Defendants attended a protest affiliated with Occupy Chicago in October 2011. They set up tents in Grant Park, a large 319 acre park near municipal and state government buildings, made speeches, and chanted that they would not leave the park.

Throughout the day, the police told protesters that they would not be allowed to stay in the park after it closed at 11 p.m., and National Lawyers Guild attorneys also informed the protesters that the law did not permit them to remain.

At approximately 1 a.m., the police asked each protester whether they wanted to leave the park or be arrested. The police then arrested 173 protesters who refused to leave, and charged them with violating the parks ordinance.

Five days later, Occupy Chicago organized another protest in Grant Park, and police arrested 130 protesters for remaining in the park after curfew.

Ninety-two of these protesters, represented by the lawyers guild and the law firm Durkin & Roberts, moved to dismiss the charges on First Amendment grounds. They claim the City refused to provide protesters with an adequate forum in which to express their political views.

A Cook County judge ruled for the protesters in 2012, ruling that the curfew violates the right to free assembly, especially as it has not been uniformly enforced.

For example, Grant Park was the site of a massive nighttime rally in 2008 when Barack Obama won the presidential election. That evening, Obama gave his victory speech before a crowd of 240,000 people in the Park.

The judge agreed that the state may forbid camping or other activities in order to preserve the park, but may not prohibit access to a public forum based simply on the time of day.

But an Illinois appeals panel reversed the ruling, finding that the ban is narrowly tailored to allow park employees to clean the park, make repairs, and maintain landscaping.

Park district official Alonzo Williams testified that "round-the-clock use of the parks by the general public would not further our mandate" to keep "Chicago's parks beautiful and vibrant for current and future generations."

Justice Daniel Pierce authored the opinion and gave short shrift to the protesters' comparison of themselves to Obama's supporters.

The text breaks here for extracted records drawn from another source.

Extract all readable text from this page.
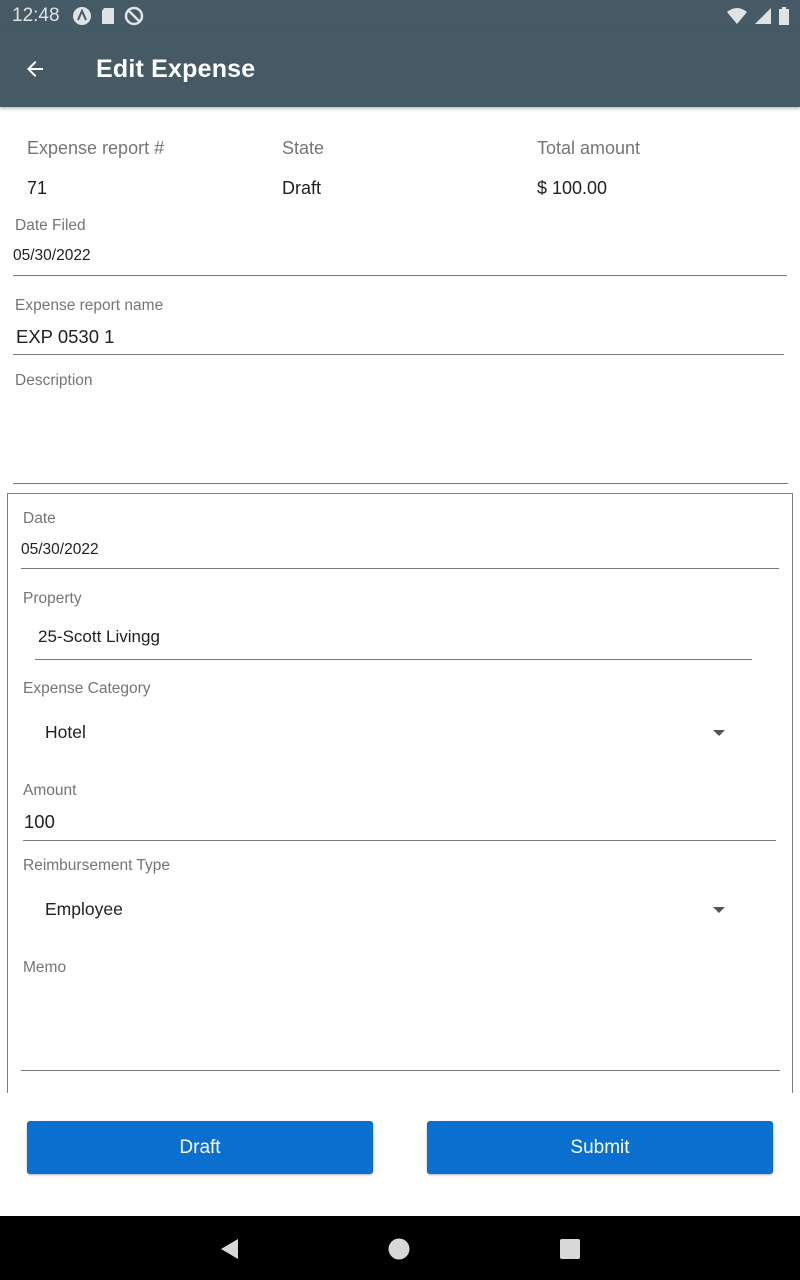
12:48
Edit Expense
Expense report #	State	Total amount
71	Draft	$ 100.00
Date Filed
05/30/2022
Expense report name
EXP 0530 1
Description
Date
05/30/2022
Property
25-Scott Livingg
Expense Category
Hotel
Amount
100
Reimbursement Type
Employee
Memo
Draft	Submit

The election celebrators had no intention of "occupying" the park, Pierce said, but were there for the "one-time purpose" of witnessing Obama's speech. In addition, the Occupy protesters were given two hours leeway before the police enforced the ordinance by arresting them.

Furthermore, the protesters were allowed to protest of city streets 24 hours a day, and could have continued their protest on the sidewalk on the west side of Michigan Avenue, a major road running along the park and continuing into Chicago's "Magnificent Mile," the opinion stated.

"Although not their first choice, we are confident defendants' confederates reached the same audience and suffered no impediment communicating their message from a location that was within 100 feet from the excluded area," Pierce said.